Repairing overlap is not hard. Sometimes the overlap is trivial, as when the end-tag for the parent element immediately precedes the end-tag for the child element. Then you just have to swap the end-tags. For example, change this:
<strong><em>very important</strong></em>
to this:
<strong><em>very important</em></strong>
If the overlap extends into another element, you close the overlapping element inside its first parent and reopen it in the last. For example, suppose you have these two paragraphs containing one quote:
<p>Sarah answered, <q>I'm really not sure about this.</p> <p>Maybe you should ask somebody else?</q> Then she sat down.</p>
Change them to two paragraphs, each containing a quote:
<p>Sarah answered, <q>I'm really not sure about this.</q> </p> <p> <q>Maybe you should ask somebody else?</q> Then she sat down. </p>
If there are intervening elements, you'll need to create new elements inside those as well.
Tidy and TagSoup can fix technical overlap problems but not especially well, and the result is usually not what you would expect.
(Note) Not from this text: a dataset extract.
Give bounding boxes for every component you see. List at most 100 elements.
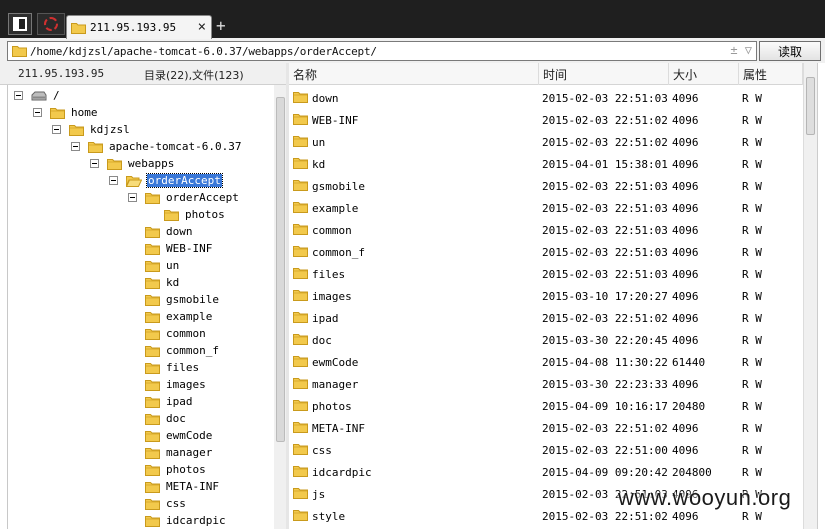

For example, Tidy will not always reopen an overlapping element inside the next element. For instance, it turns this:
<p>Sarah answered, <q>I'm really not sure about this.</p> <p>Maybe you should ask somebody else?</q> Then she sat down.</p>
into this:
<p>Sarah answered, <q>I'm really not sure about this.</p> <p>Maybe you should ask somebody else? Then she sat down.</p>
It completely loses the quote in the second paragraph. TagSoup keeps the quote in the second paragraph but introduces a quote around the boundary whitespace between the two paragraphs:
<p>Sarah answered, <q>I'm really not sure about this.</p> <q></q> <p><q>Maybe you should ask somebody else?</q> Then she sat down.</p>
Consequently, I prefer to fix these overlap problems by hand if there aren't too many of them. You're more likely to reproduce the original intent that way.